Several years ago, I watched a keynote speech by Susan Cain, author of Quiet: The Power of Introverts in a World that Can’t Stop Talking at the ASAE annual conference. I felt like I was at a revival because I found myself nodding at everything she said.
In a meeting, I have no problems contributing my thoughts on the direction we should take. Send me off and ask me to come back with 15 ideas for a solution do. Done. No problem. But put me in a group I don’t know well and ask me to brainstorm with them and the only thing that gets me talking is my competitive side of wanting to have the idea that is chosen. Take that away and I’d be hesitant to join in.
Because I’m an introvert and working with groups of people drains me. It’s likely as many as half of your members are also introverts. While I don’t want to make them sound like a special group to be catered to, anyone who can make me feel more secure at a networking event becomes my very best friend and I won’t forget their efforts. The same is likely to be true of your members.
What’s an Introvert?
An introvert draws energy from themselves and being around groups of people is a draining experience. They need quiet time to recharge. It’s believed the population is comprised of extroverts (people who draw energy from others) and introverts in nearly equal proportions. Although, if you add in ambiverts things are slightly skewed.
What Assistance Do Introverted Chamber Members Need?
First, introverts don’t need help. But they do need conditions to thrive just as much as extroverts need an audience.

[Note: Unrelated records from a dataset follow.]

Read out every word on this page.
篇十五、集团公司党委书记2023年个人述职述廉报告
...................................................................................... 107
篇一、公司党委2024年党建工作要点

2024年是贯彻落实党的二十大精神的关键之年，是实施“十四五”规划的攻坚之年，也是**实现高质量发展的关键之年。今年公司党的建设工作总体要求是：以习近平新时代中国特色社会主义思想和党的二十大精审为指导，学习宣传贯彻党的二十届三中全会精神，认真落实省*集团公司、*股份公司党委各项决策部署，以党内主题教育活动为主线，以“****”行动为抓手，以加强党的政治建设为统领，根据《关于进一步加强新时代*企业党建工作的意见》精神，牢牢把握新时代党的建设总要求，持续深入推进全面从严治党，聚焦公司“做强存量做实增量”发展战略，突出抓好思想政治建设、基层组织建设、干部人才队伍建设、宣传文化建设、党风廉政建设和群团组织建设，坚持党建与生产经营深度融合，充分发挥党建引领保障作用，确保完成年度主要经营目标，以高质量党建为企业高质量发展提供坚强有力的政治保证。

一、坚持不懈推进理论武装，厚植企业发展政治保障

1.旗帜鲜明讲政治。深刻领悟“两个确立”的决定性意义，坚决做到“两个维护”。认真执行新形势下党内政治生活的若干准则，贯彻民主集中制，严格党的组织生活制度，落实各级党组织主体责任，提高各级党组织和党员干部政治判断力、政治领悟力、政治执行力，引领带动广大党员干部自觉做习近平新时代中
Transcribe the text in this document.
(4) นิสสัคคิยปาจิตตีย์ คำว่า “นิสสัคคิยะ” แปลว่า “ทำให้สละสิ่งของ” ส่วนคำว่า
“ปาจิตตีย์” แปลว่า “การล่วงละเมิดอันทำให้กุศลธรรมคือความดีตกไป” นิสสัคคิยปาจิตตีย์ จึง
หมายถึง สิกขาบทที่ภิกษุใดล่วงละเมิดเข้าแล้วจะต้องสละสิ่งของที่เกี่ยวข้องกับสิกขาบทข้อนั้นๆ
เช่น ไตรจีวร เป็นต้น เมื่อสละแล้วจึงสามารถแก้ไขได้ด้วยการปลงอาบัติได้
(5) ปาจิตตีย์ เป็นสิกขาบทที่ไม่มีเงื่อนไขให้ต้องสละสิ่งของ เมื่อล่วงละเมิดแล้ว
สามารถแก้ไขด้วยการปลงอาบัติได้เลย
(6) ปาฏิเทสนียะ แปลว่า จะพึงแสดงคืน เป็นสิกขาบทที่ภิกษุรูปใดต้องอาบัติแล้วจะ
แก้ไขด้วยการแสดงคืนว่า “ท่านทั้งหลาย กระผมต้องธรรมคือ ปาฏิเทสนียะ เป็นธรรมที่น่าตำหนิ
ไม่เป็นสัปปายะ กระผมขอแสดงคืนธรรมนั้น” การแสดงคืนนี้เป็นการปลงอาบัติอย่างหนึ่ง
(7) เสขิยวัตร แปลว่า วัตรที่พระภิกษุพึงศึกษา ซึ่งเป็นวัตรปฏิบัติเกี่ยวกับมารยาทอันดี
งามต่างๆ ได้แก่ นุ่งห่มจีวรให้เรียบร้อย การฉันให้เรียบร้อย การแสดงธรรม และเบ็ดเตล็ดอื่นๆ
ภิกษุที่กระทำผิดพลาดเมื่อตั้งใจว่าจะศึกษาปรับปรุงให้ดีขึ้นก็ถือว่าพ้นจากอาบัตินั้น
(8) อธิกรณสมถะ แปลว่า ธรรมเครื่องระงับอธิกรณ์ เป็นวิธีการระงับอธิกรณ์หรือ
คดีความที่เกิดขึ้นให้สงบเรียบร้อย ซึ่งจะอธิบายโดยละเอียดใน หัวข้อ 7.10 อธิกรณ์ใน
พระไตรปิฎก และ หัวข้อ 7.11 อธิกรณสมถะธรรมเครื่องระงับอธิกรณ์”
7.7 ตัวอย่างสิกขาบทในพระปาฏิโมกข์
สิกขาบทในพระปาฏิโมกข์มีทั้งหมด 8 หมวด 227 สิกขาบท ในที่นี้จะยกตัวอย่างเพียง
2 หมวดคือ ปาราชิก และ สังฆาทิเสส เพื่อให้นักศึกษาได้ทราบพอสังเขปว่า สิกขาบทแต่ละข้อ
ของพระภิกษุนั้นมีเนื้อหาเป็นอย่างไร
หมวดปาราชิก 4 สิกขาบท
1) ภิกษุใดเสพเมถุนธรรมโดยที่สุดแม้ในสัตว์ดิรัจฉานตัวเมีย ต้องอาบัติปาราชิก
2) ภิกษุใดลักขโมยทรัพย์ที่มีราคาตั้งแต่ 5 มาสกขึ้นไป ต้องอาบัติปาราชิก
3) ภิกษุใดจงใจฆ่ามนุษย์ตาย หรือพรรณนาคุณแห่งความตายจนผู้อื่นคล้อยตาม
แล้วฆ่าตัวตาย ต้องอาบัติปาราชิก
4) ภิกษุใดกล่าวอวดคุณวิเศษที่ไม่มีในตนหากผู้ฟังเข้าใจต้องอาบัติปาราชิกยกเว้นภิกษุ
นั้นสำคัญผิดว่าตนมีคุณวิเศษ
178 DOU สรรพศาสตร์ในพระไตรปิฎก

Here are some things the chamber can do:
- Committees, groups, and boards: if you have introverted members don’t have brainstorming sessions in large groups unless they know each other well and are comfortable contributing ideas. If it’s a newly-formed group or one with several new members, have them go off in pairs or give them a homework assignment to come up with ideas and bring them back. At the next meeting have them share ideas. This means extroverts get their energizing brainstorming and introverts were able to think their ideas out on their own first.
- Host a lunch and learn about introverts and showcasing their strengths.
- Allow them to present if they’re inclined. Some people assume introverts hate to speak in public. This is not always the case. Often when they are passionate about their topic, they excel in front of a group.
- Help chamber members understand how much introverted employees dislike open office space. It’s draining for them.